ここから本文です

【インタビュー】映画『22年目の告白 ―私が殺人犯です―』入江悠監督のこだわり!「脚本は徹底的に叩(たた)きまくった」

6/8(木) 19:25配信

トレンドニュース(GYAO)

藤原竜也と伊藤英明をダブル主演に迎え映画化された『22年目の告白―私が殺人犯です―』(6月10日公開)。メガホンをとったのは映画『SR サイタマノラッパー』の入江悠監督。藤原とは、若いころにドラマでタッグを組み、映画への熱い思いを語り合っていたという。そんな二人が大きなバジェットの作品で再会。しかも入江監督自身が「ずっと撮りたいと思っていた」という重厚なサスペンスということで、その思いは一層強かったという。入魂の作を作り上げた入江監督が作品への思いを語った。

【劇場予告編】『22年目の告白―私が殺人犯です―』>>

■脚本完成まで2年半、決定稿は第37稿!

――サスペンス映画を撮りたいとずっと思っていたとお聞きしました。

入江: 小さいころからサスペンスやミステリーが大好きだったんです。でも『SR サイタマノラッパー』以降、青春映画や音楽映画のイメージがついたのか、あまりそういったジャンルのお話をいただく機会がなく。そんななか、ゆうばり国際ファンタスティック映画祭に参加したとき、ニール・ブロムカンプ監督の『第9地区』を見て「自分が撮りたかった映画はこういうジャンルだ!」と再認識したんです。しかも同い年だと知り、大きな衝撃を受けました。

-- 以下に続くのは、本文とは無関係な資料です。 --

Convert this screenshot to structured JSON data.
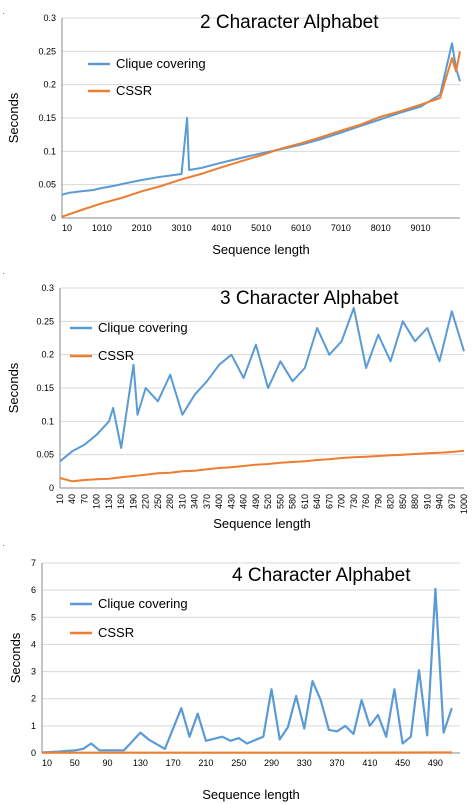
{
  "colors": {
    "clique": "#5B9BD5",
    "cssr": "#ED7D31"
  },
  "chart_data": [
    {
      "type": "line",
      "title": "2 Character Alphabet",
      "xlabel": "Sequence length",
      "ylabel": "Seconds",
      "ylim": [
        0,
        0.3
      ],
      "yticks": [
        "0",
        "0.05",
        "0.1",
        "0.15",
        "0.2",
        "0.25",
        "0.3"
      ],
      "xticks": [
        "10",
        "1010",
        "2010",
        "3010",
        "4010",
        "5010",
        "6010",
        "7010",
        "8010",
        "9010"
      ],
      "xrange": [
        10,
        10000
      ],
      "legend_position": "upper-left",
      "series": [
        {
          "name": "Clique covering",
          "points": [
            [
              10,
              0.035
            ],
            [
              200,
              0.038
            ],
            [
              500,
              0.04
            ],
            [
              800,
              0.042
            ],
            [
              1010,
              0.045
            ],
            [
              1300,
              0.048
            ],
            [
              1600,
              0.052
            ],
            [
              2010,
              0.057
            ],
            [
              2500,
              0.062
            ],
            [
              3010,
              0.066
            ],
            [
              3150,
              0.15
            ],
            [
              3200,
              0.072
            ],
            [
              3500,
              0.075
            ],
            [
              4010,
              0.083
            ],
            [
              4500,
              0.09
            ],
            [
              5010,
              0.097
            ],
            [
              5500,
              0.103
            ],
            [
              6010,
              0.11
            ],
            [
              6500,
              0.118
            ],
            [
              7010,
              0.128
            ],
            [
              7500,
              0.138
            ],
            [
              8010,
              0.148
            ],
            [
              8500,
              0.158
            ],
            [
              9010,
              0.167
            ],
            [
              9500,
              0.185
            ],
            [
              9800,
              0.262
            ],
            [
              9900,
              0.225
            ],
            [
              10000,
              0.205
            ]
          ]
        },
        {
          "name": "CSSR",
          "points": [
            [
              10,
              0.002
            ],
            [
              500,
              0.012
            ],
            [
              1010,
              0.022
            ],
            [
              1500,
              0.03
            ],
            [
              2010,
              0.04
            ],
            [
              2500,
              0.048
            ],
            [
              3010,
              0.058
            ],
            [
              3500,
              0.066
            ],
            [
              4010,
              0.076
            ],
            [
              4500,
              0.085
            ],
            [
              5010,
              0.094
            ],
            [
              5500,
              0.104
            ],
            [
              6010,
              0.112
            ],
            [
              6500,
              0.121
            ],
            [
              7010,
              0.131
            ],
            [
              7500,
              0.14
            ],
            [
              8010,
              0.152
            ],
            [
              8500,
              0.16
            ],
            [
              9010,
              0.17
            ],
            [
              9500,
              0.18
            ],
            [
              9800,
              0.24
            ],
            [
              9900,
              0.22
            ],
            [
              10000,
              0.25
            ]
          ]
        }
      ]
    },
    {
      "type": "line",
      "title": "3 Character Alphabet",
      "xlabel": "Sequence length",
      "ylabel": "Seconds",
      "ylim": [
        0,
        0.3
      ],
      "yticks": [
        "0",
        "0.05",
        "0.1",
        "0.15",
        "0.2",
        "0.25",
        "0.3"
      ],
      "xticks": [
        "10",
        "40",
        "70",
        "100",
        "130",
        "160",
        "190",
        "220",
        "250",
        "280",
        "310",
        "340",
        "370",
        "400",
        "430",
        "460",
        "490",
        "520",
        "550",
        "580",
        "610",
        "640",
        "670",
        "700",
        "730",
        "760",
        "790",
        "820",
        "850",
        "880",
        "910",
        "940",
        "970",
        "1000"
      ],
      "xrange": [
        10,
        1000
      ],
      "legend_position": "upper-left",
      "series": [
        {
          "name": "Clique covering",
          "points": [
            [
              10,
              0.04
            ],
            [
              40,
              0.055
            ],
            [
              70,
              0.065
            ],
            [
              100,
              0.08
            ],
            [
              130,
              0.1
            ],
            [
              140,
              0.12
            ],
            [
              160,
              0.06
            ],
            [
              190,
              0.185
            ],
            [
              200,
              0.11
            ],
            [
              220,
              0.15
            ],
            [
              250,
              0.13
            ],
            [
              280,
              0.17
            ],
            [
              310,
              0.11
            ],
            [
              340,
              0.14
            ],
            [
              370,
              0.16
            ],
            [
              400,
              0.185
            ],
            [
              430,
              0.2
            ],
            [
              460,
              0.165
            ],
            [
              490,
              0.215
            ],
            [
              520,
              0.15
            ],
            [
              550,
              0.19
            ],
            [
              580,
              0.16
            ],
            [
              610,
              0.18
            ],
            [
              640,
              0.24
            ],
            [
              670,
              0.2
            ],
            [
              700,
              0.22
            ],
            [
              730,
              0.27
            ],
            [
              760,
              0.18
            ],
            [
              790,
              0.23
            ],
            [
              820,
              0.19
            ],
            [
              850,
              0.25
            ],
            [
              880,
              0.22
            ],
            [
              910,
              0.24
            ],
            [
              940,
              0.19
            ],
            [
              970,
              0.265
            ],
            [
              1000,
              0.205
            ]
          ]
        },
        {
          "name": "CSSR",
          "points": [
            [
              10,
              0.015
            ],
            [
              40,
              0.01
            ],
            [
              70,
              0.012
            ],
            [
              100,
              0.013
            ],
            [
              130,
              0.014
            ],
            [
              160,
              0.016
            ],
            [
              190,
              0.018
            ],
            [
              220,
              0.02
            ],
            [
              250,
              0.022
            ],
            [
              280,
              0.023
            ],
            [
              310,
              0.025
            ],
            [
              340,
              0.026
            ],
            [
              370,
              0.028
            ],
            [
              400,
              0.03
            ],
            [
              430,
              0.031
            ],
            [
              460,
              0.033
            ],
            [
              490,
              0.035
            ],
            [
              520,
              0.036
            ],
            [
              550,
              0.038
            ],
            [
              580,
              0.039
            ],
            [
              610,
              0.04
            ],
            [
              640,
              0.042
            ],
            [
              670,
              0.043
            ],
            [
              700,
              0.045
            ],
            [
              730,
              0.046
            ],
            [
              760,
              0.047
            ],
            [
              790,
              0.048
            ],
            [
              820,
              0.049
            ],
            [
              850,
              0.05
            ],
            [
              880,
              0.051
            ],
            [
              910,
              0.052
            ],
            [
              940,
              0.053
            ],
            [
              970,
              0.054
            ],
            [
              1000,
              0.056
            ]
          ]
        }
      ]
    },
    {
      "type": "line",
      "title": "4 Character Alphabet",
      "xlabel": "Sequence length",
      "ylabel": "Seconds",
      "ylim": [
        0,
        7
      ],
      "yticks": [
        "0",
        "1",
        "2",
        "3",
        "4",
        "5",
        "6",
        "7"
      ],
      "xticks": [
        "10",
        "50",
        "90",
        "130",
        "170",
        "210",
        "250",
        "290",
        "330",
        "370",
        "410",
        "450",
        "490"
      ],
      "xrange": [
        10,
        520
      ],
      "legend_position": "upper-left",
      "series": [
        {
          "name": "Clique covering",
          "points": [
            [
              10,
              0.02
            ],
            [
              30,
              0.05
            ],
            [
              50,
              0.1
            ],
            [
              60,
              0.15
            ],
            [
              70,
              0.35
            ],
            [
              80,
              0.1
            ],
            [
              110,
              0.1
            ],
            [
              130,
              0.75
            ],
            [
              140,
              0.5
            ],
            [
              160,
              0.15
            ],
            [
              180,
              1.65
            ],
            [
              190,
              0.6
            ],
            [
              200,
              1.45
            ],
            [
              210,
              0.45
            ],
            [
              230,
              0.6
            ],
            [
              240,
              0.45
            ],
            [
              250,
              0.55
            ],
            [
              260,
              0.35
            ],
            [
              280,
              0.6
            ],
            [
              290,
              2.35
            ],
            [
              300,
              0.5
            ],
            [
              310,
              0.95
            ],
            [
              320,
              2.1
            ],
            [
              330,
              0.9
            ],
            [
              340,
              2.65
            ],
            [
              350,
              1.95
            ],
            [
              360,
              0.85
            ],
            [
              370,
              0.8
            ],
            [
              380,
              1.0
            ],
            [
              390,
              0.7
            ],
            [
              400,
              1.95
            ],
            [
              410,
              1.0
            ],
            [
              420,
              1.4
            ],
            [
              430,
              0.6
            ],
            [
              440,
              2.35
            ],
            [
              450,
              0.35
            ],
            [
              460,
              0.6
            ],
            [
              470,
              3.05
            ],
            [
              480,
              0.65
            ],
            [
              490,
              6.05
            ],
            [
              500,
              0.75
            ],
            [
              510,
              1.65
            ]
          ]
        },
        {
          "name": "CSSR",
          "points": [
            [
              10,
              0.01
            ],
            [
              100,
              0.01
            ],
            [
              200,
              0.01
            ],
            [
              300,
              0.01
            ],
            [
              400,
              0.01
            ],
            [
              510,
              0.02
            ]
          ]
        }
      ]
    }
  ]
}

――ものすごく重厚なサスペンスで、緊張感も半端なかったのですが、どんな部分を意識したのでしょうか?

入江: 先人も「映画の基本は脚本」と言っていますが、この作品は徹底的に脚本を叩(たた)きました。自分も青春映画をやるときは、勢いで書きなぐってしまうこともあったのですが、水を注いで漏れてきたところをふさぐように、気になるところは徹底的に直しました。警察やジャーナリストの取材も何度も行い、最終的には2年半、第37稿までいきました(笑)。

■藤原竜也、伊藤英明の“静“の演技は日本映画を変える!?

――藤原さんが「入江監督には楽をさせてもらった」と仰っていました。

入江: そんなことはないですよ(笑)。でも脚本が弱いと俳優部はそれを演技で補わなければいけないから、その意味で迷いなく演じていただけたのかなと思います。

――藤原さん、伊藤さんの演技はいかがでしたか?

入江: お二人ともクランクインされたときから、すごく抑えた芝居をされていたんです。実は、演出部側は「こんなに抑えて大丈夫なのかな」と思っていたのです。特に伊藤さんは、熱い男のイメージがあったので......。でも思いを内にため込んでいく抑制された芝居は圧巻でしたね。主演2人がこうした“静“のなかで感情を表現するお芝居をしてくれたのは、日本映画が大きく変わるきっかけになるかもしれないと思いました。

――仲村トオルさんも非常にための利いた演技をされていました。

入江: かつて戦場を渡り歩いたキャスターで、現在はジャーナリストという役柄だったのですが、実際に戦場カメラマンのところに取材に行ったり、かなり勉強熱心な方でしたね。「イメージではなく事実を積み重ねて役作りをしたい」とおっしゃっていたのが印象に残っています。